Tonight I tried to remember what it’s like to have fun.
Okay, I’m over-dramatizing if I say I never have fun. But I can’t remember what it’s like to have a life that revolves around fun. And relaxation. And friends who aren’t also your coworkers.
In broad strokes, the upsides of my life are more about professional satisfaction and comma-splice victories and complimentary letters to the editor than they are about that particular brand of carefree good times most college students have mastered.
These days, my life blurs together, because it all happens in the same places. Walker Hall. Anne Belk Hall. Office. Library. Repeat.
And then there’re my friends – the ones from before, who don’t have the words The and Appalachian on their resume. Sometimes I almost forget what they look like. I miss them every day, but all that missing gets buried under a pile of work and I forget to integrate them into my daily life. I’m not sure I know how anymore.
Sometimes, on nights like this one, when even my friends’ drunk-dials turn into pitches for the opinion page (Meghan, can we write a point – counter point on snuggies? PLEASE Meghan?) I wonder what it would’ve been like to be a normal college senior. What if I’d spent Monday nights on King Street instead of the student publications suite? What if I’d spent lazy Saturdays on the Parkway surrounded by familiar, worn-in friendships?
But even when I wish those things, I still frame them like this – I wish I could’ve been a different person.

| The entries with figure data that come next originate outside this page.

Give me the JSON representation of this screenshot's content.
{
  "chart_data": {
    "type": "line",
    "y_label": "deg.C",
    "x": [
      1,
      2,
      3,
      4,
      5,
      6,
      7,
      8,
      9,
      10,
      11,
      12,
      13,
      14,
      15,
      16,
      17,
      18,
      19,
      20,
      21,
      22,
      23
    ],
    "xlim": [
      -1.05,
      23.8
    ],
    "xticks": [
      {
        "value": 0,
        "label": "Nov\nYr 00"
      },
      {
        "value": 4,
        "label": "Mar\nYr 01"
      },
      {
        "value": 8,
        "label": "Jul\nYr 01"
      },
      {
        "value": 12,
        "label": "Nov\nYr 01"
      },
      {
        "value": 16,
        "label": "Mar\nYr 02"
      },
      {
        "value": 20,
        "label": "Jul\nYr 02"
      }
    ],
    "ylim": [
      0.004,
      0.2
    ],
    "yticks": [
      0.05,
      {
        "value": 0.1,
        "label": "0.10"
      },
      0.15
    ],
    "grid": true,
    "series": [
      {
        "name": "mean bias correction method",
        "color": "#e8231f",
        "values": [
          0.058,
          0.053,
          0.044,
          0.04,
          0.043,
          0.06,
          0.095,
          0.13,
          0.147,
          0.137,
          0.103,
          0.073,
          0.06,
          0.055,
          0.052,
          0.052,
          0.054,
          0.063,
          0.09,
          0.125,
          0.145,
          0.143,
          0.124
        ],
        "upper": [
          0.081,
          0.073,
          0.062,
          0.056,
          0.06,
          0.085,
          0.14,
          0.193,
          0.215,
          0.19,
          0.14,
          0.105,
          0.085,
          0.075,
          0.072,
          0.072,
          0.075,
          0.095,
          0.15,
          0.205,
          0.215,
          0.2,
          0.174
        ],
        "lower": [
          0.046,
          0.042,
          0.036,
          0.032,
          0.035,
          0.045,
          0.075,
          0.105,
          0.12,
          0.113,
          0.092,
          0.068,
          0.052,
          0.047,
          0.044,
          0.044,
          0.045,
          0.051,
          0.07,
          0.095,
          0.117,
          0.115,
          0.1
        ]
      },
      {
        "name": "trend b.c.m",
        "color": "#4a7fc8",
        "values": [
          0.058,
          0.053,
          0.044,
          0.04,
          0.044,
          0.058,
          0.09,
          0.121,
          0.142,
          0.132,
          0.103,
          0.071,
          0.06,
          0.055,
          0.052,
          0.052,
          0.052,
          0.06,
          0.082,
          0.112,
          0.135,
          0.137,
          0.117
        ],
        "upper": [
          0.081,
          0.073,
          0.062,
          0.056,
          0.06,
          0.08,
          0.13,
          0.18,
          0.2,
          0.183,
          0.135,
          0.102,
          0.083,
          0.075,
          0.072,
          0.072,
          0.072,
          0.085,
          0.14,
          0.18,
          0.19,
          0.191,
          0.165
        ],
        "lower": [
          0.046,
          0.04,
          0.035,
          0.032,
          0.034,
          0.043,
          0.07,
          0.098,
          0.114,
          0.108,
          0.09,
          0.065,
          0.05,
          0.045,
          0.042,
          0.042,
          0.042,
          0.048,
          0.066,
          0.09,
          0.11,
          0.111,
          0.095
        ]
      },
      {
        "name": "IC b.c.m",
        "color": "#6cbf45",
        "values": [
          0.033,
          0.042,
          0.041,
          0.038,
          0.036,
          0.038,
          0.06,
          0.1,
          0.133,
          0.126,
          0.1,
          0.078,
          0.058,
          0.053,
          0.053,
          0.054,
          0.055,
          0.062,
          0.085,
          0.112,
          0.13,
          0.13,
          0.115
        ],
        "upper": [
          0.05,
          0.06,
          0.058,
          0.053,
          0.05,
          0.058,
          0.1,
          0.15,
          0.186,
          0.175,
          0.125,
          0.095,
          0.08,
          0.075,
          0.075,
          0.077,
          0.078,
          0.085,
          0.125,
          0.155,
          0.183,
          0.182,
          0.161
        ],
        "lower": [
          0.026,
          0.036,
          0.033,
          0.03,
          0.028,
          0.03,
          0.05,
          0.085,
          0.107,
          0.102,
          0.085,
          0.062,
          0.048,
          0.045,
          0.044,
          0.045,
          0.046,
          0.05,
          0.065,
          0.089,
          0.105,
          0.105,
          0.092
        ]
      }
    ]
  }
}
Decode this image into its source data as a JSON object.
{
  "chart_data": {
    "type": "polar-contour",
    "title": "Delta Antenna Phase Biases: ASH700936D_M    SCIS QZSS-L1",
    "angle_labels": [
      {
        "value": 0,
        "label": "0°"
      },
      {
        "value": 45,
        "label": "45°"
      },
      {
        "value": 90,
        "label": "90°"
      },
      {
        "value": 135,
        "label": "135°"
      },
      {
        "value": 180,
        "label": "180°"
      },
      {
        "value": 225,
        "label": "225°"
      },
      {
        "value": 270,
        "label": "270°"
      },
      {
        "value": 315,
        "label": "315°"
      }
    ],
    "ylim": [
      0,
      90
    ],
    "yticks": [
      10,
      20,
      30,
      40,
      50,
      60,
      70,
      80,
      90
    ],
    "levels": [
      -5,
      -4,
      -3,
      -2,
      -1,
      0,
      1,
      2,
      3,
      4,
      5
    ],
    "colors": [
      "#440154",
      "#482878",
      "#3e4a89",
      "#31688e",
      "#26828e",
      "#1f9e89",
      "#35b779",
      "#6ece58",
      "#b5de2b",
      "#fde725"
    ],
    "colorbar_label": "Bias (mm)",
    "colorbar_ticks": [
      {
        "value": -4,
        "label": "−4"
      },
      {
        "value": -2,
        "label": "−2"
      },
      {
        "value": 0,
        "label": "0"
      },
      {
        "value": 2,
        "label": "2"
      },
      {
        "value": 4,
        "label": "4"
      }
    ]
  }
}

I wish I could’ve been the kind of person who knows how to live a life like that.
When it all comes down to it, I never would’ve chosen a different path for the last two years of my life.
It has not been perfect. I’m not unaware of the fact that I love this tiny publication too much. My standards – for my coworkers, for my employees and for myself – have been far too high. Often, I don’t live up to my own standards, which I’m sure is frustrating for the other people who’ve seen my rules imposed on their lives.
It has been heartbreaking and stressful and miserable and mind-blowingly difficult. And I would do it all again.
Because in the end – in the end, it always strengthens me. It’s always more than worth it.
It’s both a blessing and a curse to have found this much passion for something so early in my life. It’s not just The Appalachian that I love, and it’s not just the people. It’s every little piece of it, the words and the ideas and the principles and yes, even the pressure.
It’s comforting to know that for the rest of my life, no matter what happens, I’ll always have this.
“If you haven’t found it yet, keep looking. Don’t settle. As with all matters of the heart, you’ll know when you find it. And, like any great relationship, it just gets better and better as the years roll on.”